Great progress on antibiotics - but what's on the horizon in 2018?
26th Dec 2017 / By Georgina Crayford
Another year nearly over… where does the time go?! I know lots of people spent a considerable amount of it working on all things antibiotics in 2017.
And the pig industry is in a greatly improved position because of the hard work of those people. I’ve said it before, but I’ll say it again – I am hugely proud of how our sector has got behind the issue of antibiotic use and AMR. Many could have quite easily dismissed it as 'not my problem' but that’s not how we do things is it?
As a result, we now have electronic recording of on-farm antibiotic use, we demonstrated a 34% reduction in antibiotic use in just one year and we’ve committed to an overall reduction of 60% by 2020. The press may well continue to claim that farmers are 'pumping their animals with antibiotics' but the proof will be in the [black] pudding. So we mustn’t rest on our laurels; further reductions need to happen but I’m confident the industry has the capability to deliver. It’s all about attitude.
Getting a handle on the industry’s endemic disease challenges will be crucial to making further reductions in antibiotic use. The collaborative work going on in the East region to control PRRSv is praiseworthy and exactly the kind of thing we need to see more of in 2018. I am hopeful that discussions in recent weeks with Defra about possible RDP funding for a national PRRSv control programme will come to fruition – we’ll have to wait and see. Nonetheless, improved transparency and communication about health status between pig producers, their neighbours, suppliers and buyers should be a priority for this coming year.
What’s on the horizon when it comes to pig health and welfare? The steady march of ASF westwards across Europe is of course something that we will all need to keep an eye on. Thankfully, APHA have ramped up their communications, issuing warnings to pig keepers about the danger of feeding kitchen scraps to pigs and reminders to food businesses that supply food stuffs for animal feed. Everyone has a part to play in minimising the chance of an ASF incursion and should be on high alert for signs and symptoms.

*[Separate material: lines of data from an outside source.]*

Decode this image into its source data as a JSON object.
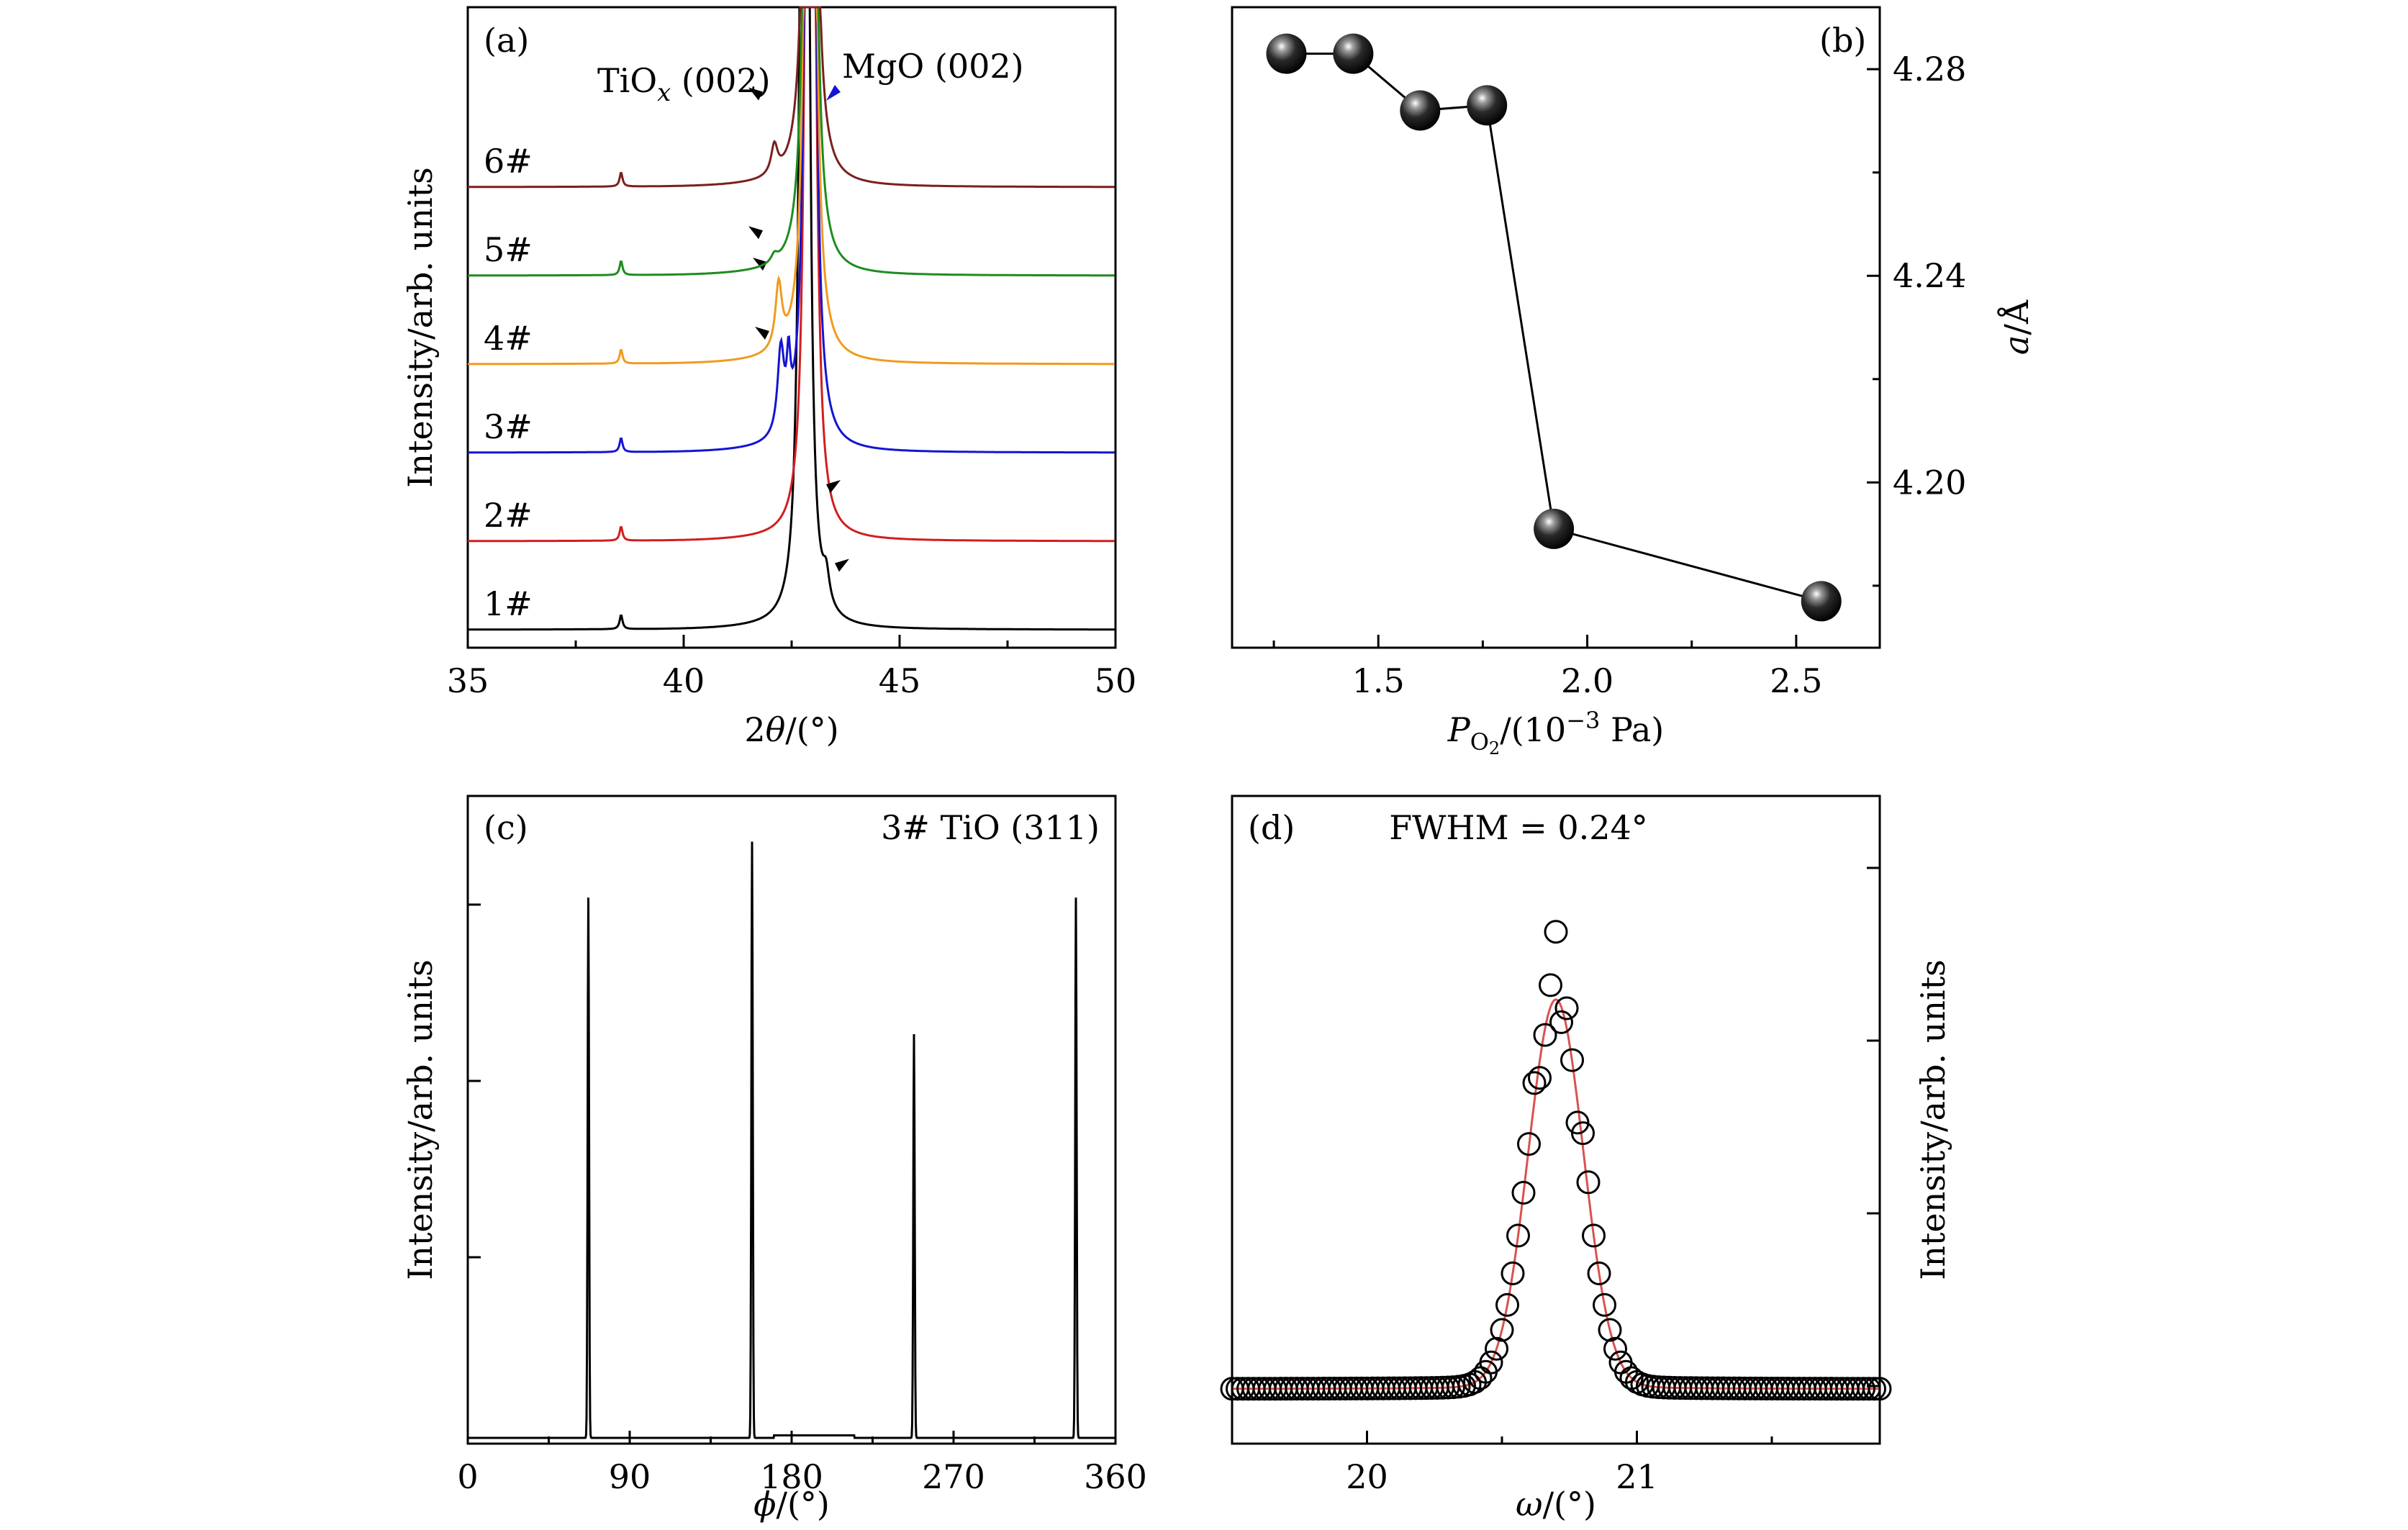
{
  "chart_data": [
    {
      "panel": "(a)",
      "type": "line",
      "xlabel": "2θ/(°)",
      "ylabel": "Intensity/arb. units",
      "xlim": [
        35,
        50
      ],
      "xticks": [
        "35",
        "40",
        "45",
        "50"
      ],
      "annotations": [
        "TiOx (002)",
        "MgO (002)"
      ],
      "colors": {
        "6#": "#7b1f1f",
        "5#": "#1e8c1e",
        "4#": "#f29a1f",
        "3#": "#1414d2",
        "2#": "#d21e1e",
        "1#": "#000000"
      },
      "series": [
        {
          "name": "6#",
          "offset": 5,
          "tio_peak": 42.1,
          "tio_height": 0.45,
          "mgo_peak": 42.93
        },
        {
          "name": "5#",
          "offset": 4,
          "tio_peak": 42.1,
          "tio_height": 0.12,
          "mgo_peak": 42.93
        },
        {
          "name": "4#",
          "offset": 3,
          "tio_peak": 42.2,
          "tio_height": 1.0,
          "mgo_peak": 42.93
        },
        {
          "name": "3#",
          "offset": 2,
          "tio_peak": 42.25,
          "tio_height": 1.3,
          "mgo_peak": 42.93
        },
        {
          "name": "2#",
          "offset": 1,
          "tio_peak": 43.1,
          "tio_height": 0.3,
          "mgo_peak": 42.93
        },
        {
          "name": "1#",
          "offset": 0,
          "tio_peak": 43.3,
          "tio_height": 0.45,
          "mgo_peak": 42.8
        }
      ]
    },
    {
      "panel": "(b)",
      "type": "scatter",
      "xlabel": "P_O2/(10^-3 Pa)",
      "ylabel": "a/Å",
      "xlim": [
        1.15,
        2.7
      ],
      "ylim": [
        4.168,
        4.292
      ],
      "xticks": [
        "1.5",
        "2.0",
        "2.5"
      ],
      "yticks": [
        "4.20",
        "4.24",
        "4.28"
      ],
      "x": [
        1.28,
        1.44,
        1.6,
        1.76,
        1.92,
        2.56
      ],
      "y": [
        4.283,
        4.283,
        4.272,
        4.273,
        4.191,
        4.177
      ]
    },
    {
      "panel": "(c)",
      "type": "line",
      "annotation": "3# TiO (311)",
      "xlabel": "ϕ/(°)",
      "ylabel": "Intensity/arb. units",
      "xlim": [
        0,
        360
      ],
      "xticks": [
        "0",
        "90",
        "180",
        "270",
        "360"
      ],
      "peaks_x": [
        67,
        158,
        248,
        338
      ],
      "peaks_height": [
        0.87,
        0.96,
        0.65,
        0.87
      ]
    },
    {
      "panel": "(d)",
      "type": "scatter",
      "annotation": "FWHM = 0.24°",
      "xlabel": "ω/(°)",
      "ylabel": "Intensity/arb. units",
      "xlim": [
        19.5,
        21.9
      ],
      "xticks": [
        "20",
        "21"
      ],
      "peak_center": 20.7,
      "fwhm": 0.24,
      "fit_color": "#d9534f"
    }
  ]
}
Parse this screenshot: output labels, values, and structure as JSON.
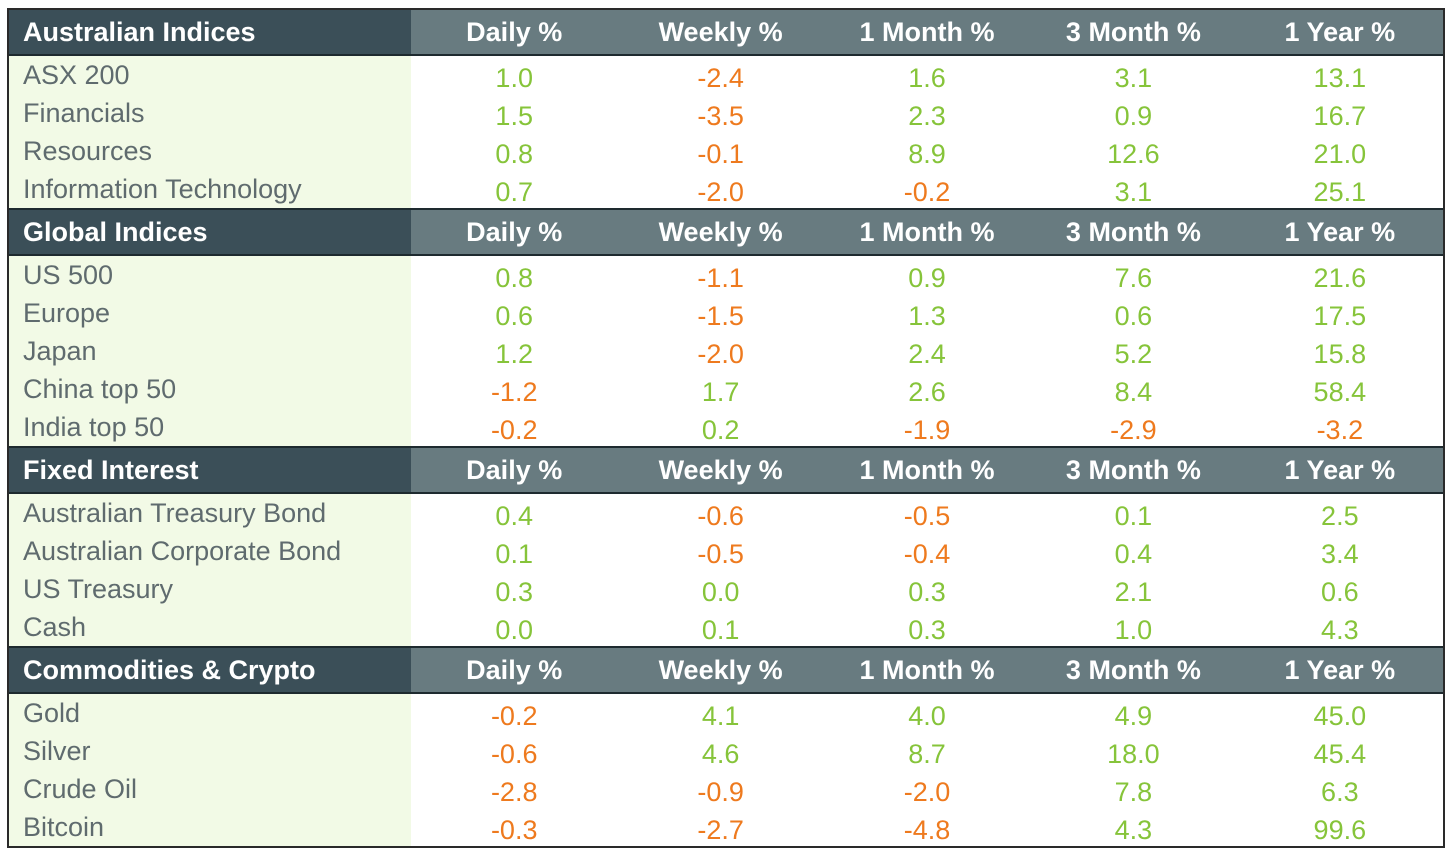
{
  "colors": {
    "positive": "#86c43a",
    "negative": "#ee7a1e",
    "header_bg": "#687b80",
    "header_name_bg": "#3b4f58",
    "label_bg": "#f2fae6"
  },
  "sections": [
    {
      "title": "Australian Indices",
      "columns": [
        "Daily %",
        "Weekly %",
        "1 Month %",
        "3 Month %",
        "1 Year %"
      ],
      "rows": [
        {
          "name": "ASX 200",
          "values": [
            "1.0",
            "-2.4",
            "1.6",
            "3.1",
            "13.1"
          ]
        },
        {
          "name": "Financials",
          "values": [
            "1.5",
            "-3.5",
            "2.3",
            "0.9",
            "16.7"
          ]
        },
        {
          "name": "Resources",
          "values": [
            "0.8",
            "-0.1",
            "8.9",
            "12.6",
            "21.0"
          ]
        },
        {
          "name": "Information Technology",
          "values": [
            "0.7",
            "-2.0",
            "-0.2",
            "3.1",
            "25.1"
          ]
        }
      ]
    },
    {
      "title": "Global Indices",
      "columns": [
        "Daily %",
        "Weekly %",
        "1 Month %",
        "3 Month %",
        "1 Year %"
      ],
      "rows": [
        {
          "name": "US 500",
          "values": [
            "0.8",
            "-1.1",
            "0.9",
            "7.6",
            "21.6"
          ]
        },
        {
          "name": "Europe",
          "values": [
            "0.6",
            "-1.5",
            "1.3",
            "0.6",
            "17.5"
          ]
        },
        {
          "name": "Japan",
          "values": [
            "1.2",
            "-2.0",
            "2.4",
            "5.2",
            "15.8"
          ]
        },
        {
          "name": "China top 50",
          "values": [
            "-1.2",
            "1.7",
            "2.6",
            "8.4",
            "58.4"
          ]
        },
        {
          "name": "India top 50",
          "values": [
            "-0.2",
            "0.2",
            "-1.9",
            "-2.9",
            "-3.2"
          ]
        }
      ]
    },
    {
      "title": "Fixed Interest",
      "columns": [
        "Daily %",
        "Weekly %",
        "1 Month %",
        "3 Month %",
        "1 Year %"
      ],
      "rows": [
        {
          "name": "Australian Treasury Bond",
          "values": [
            "0.4",
            "-0.6",
            "-0.5",
            "0.1",
            "2.5"
          ]
        },
        {
          "name": "Australian Corporate Bond",
          "values": [
            "0.1",
            "-0.5",
            "-0.4",
            "0.4",
            "3.4"
          ]
        },
        {
          "name": "US Treasury",
          "values": [
            "0.3",
            "0.0",
            "0.3",
            "2.1",
            "0.6"
          ]
        },
        {
          "name": "Cash",
          "values": [
            "0.0",
            "0.1",
            "0.3",
            "1.0",
            "4.3"
          ]
        }
      ]
    },
    {
      "title": "Commodities & Crypto",
      "columns": [
        "Daily %",
        "Weekly %",
        "1 Month %",
        "3 Month %",
        "1 Year %"
      ],
      "rows": [
        {
          "name": "Gold",
          "values": [
            "-0.2",
            "4.1",
            "4.0",
            "4.9",
            "45.0"
          ]
        },
        {
          "name": "Silver",
          "values": [
            "-0.6",
            "4.6",
            "8.7",
            "18.0",
            "45.4"
          ]
        },
        {
          "name": "Crude Oil",
          "values": [
            "-2.8",
            "-0.9",
            "-2.0",
            "7.8",
            "6.3"
          ]
        },
        {
          "name": "Bitcoin",
          "values": [
            "-0.3",
            "-2.7",
            "-4.8",
            "4.3",
            "99.6"
          ]
        }
      ]
    }
  ]
}
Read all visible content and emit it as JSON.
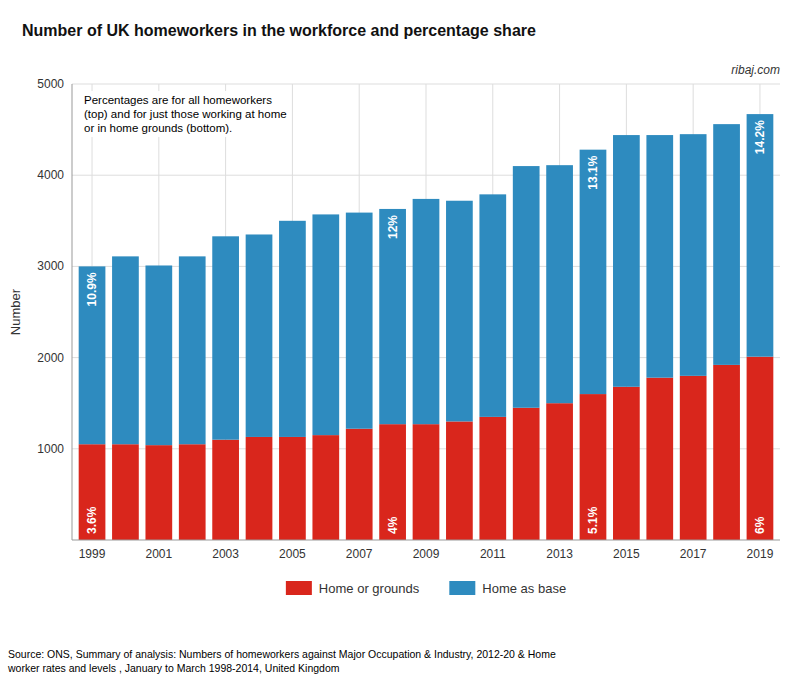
{
  "chart_data": {
    "type": "bar",
    "stacked": true,
    "title": "Number of UK homeworkers in the workforce and percentage share",
    "y_label": "Number",
    "annotations": [
      "ribaj.com",
      "Percentages are for all homeworkers\n(top) and for just those working at home\nor in home grounds (bottom)."
    ],
    "source": "Source: ONS, Summary of analysis: Numbers of homeworkers against Major Occupation & Industry, 2012-20 & Home\nworker rates and levels , January to March 1998-2014, United Kingdom",
    "categories": [
      "1999",
      null,
      "2001",
      null,
      "2003",
      null,
      "2005",
      null,
      "2007",
      null,
      "2009",
      null,
      "2011",
      null,
      "2013",
      null,
      "2015",
      null,
      "2017",
      null,
      "2019"
    ],
    "series": [
      {
        "name": "Home or grounds",
        "color": "#d9261c",
        "values": [
          1050,
          1050,
          1040,
          1050,
          1100,
          1130,
          1130,
          1150,
          1220,
          1270,
          1270,
          1300,
          1350,
          1450,
          1500,
          1600,
          1680,
          1780,
          1800,
          1920,
          2010
        ],
        "share_labels": [
          "3.6%",
          null,
          null,
          null,
          null,
          null,
          null,
          null,
          null,
          "4%",
          null,
          null,
          null,
          null,
          null,
          "5.1%",
          null,
          null,
          null,
          null,
          "6%"
        ]
      },
      {
        "name": "Home as base",
        "color": "#2e8bbf",
        "values": [
          1950,
          2060,
          1970,
          2060,
          2230,
          2220,
          2370,
          2420,
          2370,
          2360,
          2470,
          2420,
          2440,
          2650,
          2610,
          2680,
          2760,
          2660,
          2650,
          2640,
          2660
        ],
        "share_labels": [
          "10.9%",
          null,
          null,
          null,
          null,
          null,
          null,
          null,
          null,
          "12%",
          null,
          null,
          null,
          null,
          null,
          "13.1%",
          null,
          null,
          null,
          null,
          "14.2%"
        ]
      }
    ],
    "ylim": [
      0,
      5000
    ],
    "yticks": [
      1000,
      2000,
      3000,
      4000,
      5000
    ],
    "grid": true,
    "legend": "bottom"
  }
}
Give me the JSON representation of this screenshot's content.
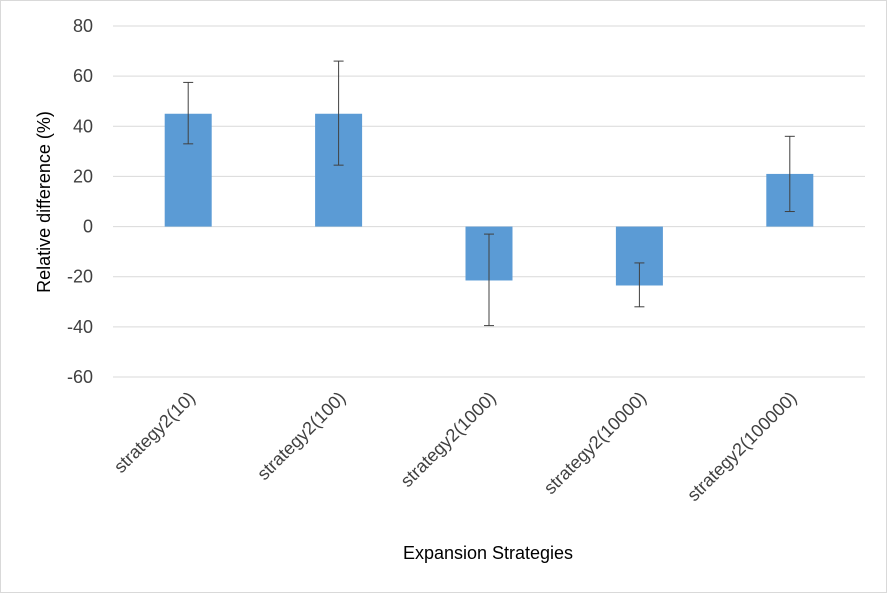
{
  "chart_data": {
    "type": "bar",
    "title": "",
    "xlabel": "Expansion Strategies",
    "ylabel": "Relative difference (%)",
    "ylim": [
      -60,
      80
    ],
    "yticks": [
      80,
      60,
      40,
      20,
      0,
      -20,
      -40,
      -60
    ],
    "categories": [
      "strategy2(10)",
      "strategy2(100)",
      "strategy2(1000)",
      "strategy2(10000)",
      "strategy2(100000)"
    ],
    "values": [
      45,
      45,
      -21.5,
      -23.5,
      21
    ],
    "error_high": [
      57.5,
      66,
      -3,
      -14.5,
      36
    ],
    "error_low": [
      33,
      24.5,
      -39.5,
      -32,
      6
    ],
    "bar_color": "#5b9bd5",
    "grid": true,
    "legend": "none"
  }
}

Another 'hot topic' which we are likely to hear more about in 2018 is tail docking. In November I attended a workshop organised by the European Commission, at which it became very clear that they are putting tail docking under the magnifying glass and expecting to see a great deal more progress than they’ve seen to date. They seem to be aware that it is not as simple as adding a bit of straw. However, they want to see concrete evidence that pig farmers have addressed environmental factors, particularly stocking rates, before docking. One of the Commission staff said that simply providing the minimum space allowance is not enough – more space must be given before docking is performed. NPA will continue to push for authorities to take a sensible approach and we’ll constantly remind them that tail-biting is a complex behaviour, but be prepared for things to tighten up around this issue.
Livestock-associated MRSA is another thing that is likely to be in the spotlight this year. While we believe that prevalence in the UK pig herd is low, it would of course be ideal if things could stay that way. Later in the year there will be a roundtable event focusing on LA-MRSA with the aim of developing an industry “strategy” for dealing with this “superbug”, which although poses low risk to human health, has significant potential to damage the reputation of the industry.
I want to finish by saying that it gives me great pleasure to work for and support an industry that is so proactive and eager for self-improvement. There will always be challenges ahead, but no challenge is insurmountable especially when the good people of the UK pig industry get their heads together and muck in. I wish you all the very best for 2018!